From Research Questions Task Force

Purpose

This page gives a summary of Task Force discussion of synchronization requirements related to transcripts and other media alternatives that perhaps cannot readily be associated explicitly with media content. The purpose of this effort is to inform possible additions to the capabilities of the Web platform that were developed during the evolution of HTML 5, but which have not been revisited since then.

Concept

According to the Media Accessibility User Requirements, section 2.9, a transcript combines the information provided in captions and video descriptions. That is, the text serves as a complete alternative to the media resource, including its auditory and visual components. An example of a transcript would be the complete script of a stage play or screen play.
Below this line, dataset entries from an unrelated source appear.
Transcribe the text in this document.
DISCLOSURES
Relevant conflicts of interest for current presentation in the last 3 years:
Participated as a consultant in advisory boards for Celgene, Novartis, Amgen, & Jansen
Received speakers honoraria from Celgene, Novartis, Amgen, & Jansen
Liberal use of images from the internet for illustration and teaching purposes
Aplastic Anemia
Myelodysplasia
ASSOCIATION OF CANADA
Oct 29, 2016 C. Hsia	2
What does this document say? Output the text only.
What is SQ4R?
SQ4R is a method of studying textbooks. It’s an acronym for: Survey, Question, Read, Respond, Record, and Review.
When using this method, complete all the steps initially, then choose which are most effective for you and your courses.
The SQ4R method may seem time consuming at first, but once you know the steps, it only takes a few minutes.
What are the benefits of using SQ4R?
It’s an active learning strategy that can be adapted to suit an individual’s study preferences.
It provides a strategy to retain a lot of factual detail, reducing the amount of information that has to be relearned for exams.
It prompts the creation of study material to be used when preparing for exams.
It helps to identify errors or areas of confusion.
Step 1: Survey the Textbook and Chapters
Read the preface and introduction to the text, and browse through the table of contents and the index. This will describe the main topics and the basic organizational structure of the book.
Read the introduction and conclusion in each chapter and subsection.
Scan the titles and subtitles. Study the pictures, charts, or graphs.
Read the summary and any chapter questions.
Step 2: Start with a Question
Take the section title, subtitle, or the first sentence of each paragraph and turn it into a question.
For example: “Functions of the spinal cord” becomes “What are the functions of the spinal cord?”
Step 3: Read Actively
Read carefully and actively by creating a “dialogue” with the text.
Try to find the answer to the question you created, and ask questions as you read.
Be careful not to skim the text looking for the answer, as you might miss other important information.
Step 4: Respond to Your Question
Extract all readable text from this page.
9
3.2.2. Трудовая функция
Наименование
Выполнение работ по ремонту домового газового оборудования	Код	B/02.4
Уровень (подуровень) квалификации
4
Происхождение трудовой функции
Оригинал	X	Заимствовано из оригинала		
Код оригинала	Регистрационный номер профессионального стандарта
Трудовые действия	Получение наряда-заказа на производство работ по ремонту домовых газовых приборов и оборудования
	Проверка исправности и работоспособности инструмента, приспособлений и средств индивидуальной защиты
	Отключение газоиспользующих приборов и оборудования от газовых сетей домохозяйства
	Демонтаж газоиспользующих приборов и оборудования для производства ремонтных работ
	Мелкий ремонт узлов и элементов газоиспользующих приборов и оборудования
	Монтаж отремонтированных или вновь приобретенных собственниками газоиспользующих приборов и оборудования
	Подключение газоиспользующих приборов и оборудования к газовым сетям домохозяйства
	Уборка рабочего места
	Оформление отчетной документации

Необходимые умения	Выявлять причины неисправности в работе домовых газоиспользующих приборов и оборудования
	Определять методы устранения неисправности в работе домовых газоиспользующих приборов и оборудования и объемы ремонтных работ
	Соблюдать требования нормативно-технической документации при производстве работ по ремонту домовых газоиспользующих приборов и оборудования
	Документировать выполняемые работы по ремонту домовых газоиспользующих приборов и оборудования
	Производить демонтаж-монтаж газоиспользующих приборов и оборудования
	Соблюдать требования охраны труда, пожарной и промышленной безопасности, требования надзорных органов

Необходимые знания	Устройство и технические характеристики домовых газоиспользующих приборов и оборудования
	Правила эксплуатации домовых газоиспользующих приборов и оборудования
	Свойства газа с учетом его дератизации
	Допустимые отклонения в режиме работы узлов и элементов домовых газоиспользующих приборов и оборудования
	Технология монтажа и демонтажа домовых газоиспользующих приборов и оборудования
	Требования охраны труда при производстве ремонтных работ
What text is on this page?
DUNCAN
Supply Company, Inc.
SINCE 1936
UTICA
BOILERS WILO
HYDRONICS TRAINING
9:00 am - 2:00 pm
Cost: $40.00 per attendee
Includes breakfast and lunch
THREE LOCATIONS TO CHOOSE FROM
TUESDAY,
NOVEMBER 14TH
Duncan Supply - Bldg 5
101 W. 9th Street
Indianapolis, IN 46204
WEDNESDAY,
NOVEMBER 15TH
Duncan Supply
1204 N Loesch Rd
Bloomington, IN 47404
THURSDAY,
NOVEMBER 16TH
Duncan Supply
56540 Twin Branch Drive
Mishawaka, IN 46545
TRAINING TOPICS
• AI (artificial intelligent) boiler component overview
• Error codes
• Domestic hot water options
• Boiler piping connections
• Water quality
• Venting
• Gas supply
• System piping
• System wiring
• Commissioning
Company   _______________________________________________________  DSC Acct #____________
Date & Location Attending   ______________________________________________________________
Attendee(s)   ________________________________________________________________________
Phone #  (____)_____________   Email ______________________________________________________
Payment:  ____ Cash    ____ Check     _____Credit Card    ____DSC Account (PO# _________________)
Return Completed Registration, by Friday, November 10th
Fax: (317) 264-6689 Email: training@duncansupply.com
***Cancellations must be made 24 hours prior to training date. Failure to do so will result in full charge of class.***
Issues Identified by the Task force

  • Programmatic association of transcripts with audio and video content (whether via markup or by embedding the transcript in the media resource).
  • Potential benefits of transcripts to users who are deaf, including but not restricted to those who are deaf-blind.
  • What levels of synchronization have accessibility-related use cases (e.g., paragraph-level, sentence-level, or word-level synchronization of transcript with audio). In addition, the strength of such use cases.
  • The potential for broader benefits of programmatic association and synchronization to the general population, for example in facilitating searching for text in media resources and in navigating directly to the corresponding time points in the audio or video.
  • Synchronization of text in multiple languages with audio or video content (e.g., original text and translation, generally at the phrase/clause/sentence level) - potentially useful in language learning activities.
  • Extension of the synchronization issues considered above beyond transcripts to further scenarios, including the association of musical scores with video or audio content (e.g., in a video recording of an operatic performance), where the score is represented in one of the standard XML formats.
  • Synchronization of video (with audio track), text, and sign language interpretations of both the audio track of the video and of the text.
  • Synchronization of the audio track of a video with multiple sign language interpretations, presented in different sign languages (e.g., American Sign Language, British Sign Language).
  • What types of programmatic association and synchronization are currently supported in applicable standards, and what precedents have been established by recent practice in this regard.

Potential Outcomes

  • Contributions to metadata disclosing the attributes of media resources relevant to accessibility.
  • Possible additions to the capabilities of Web technologies in connection with transcripts and related considerations.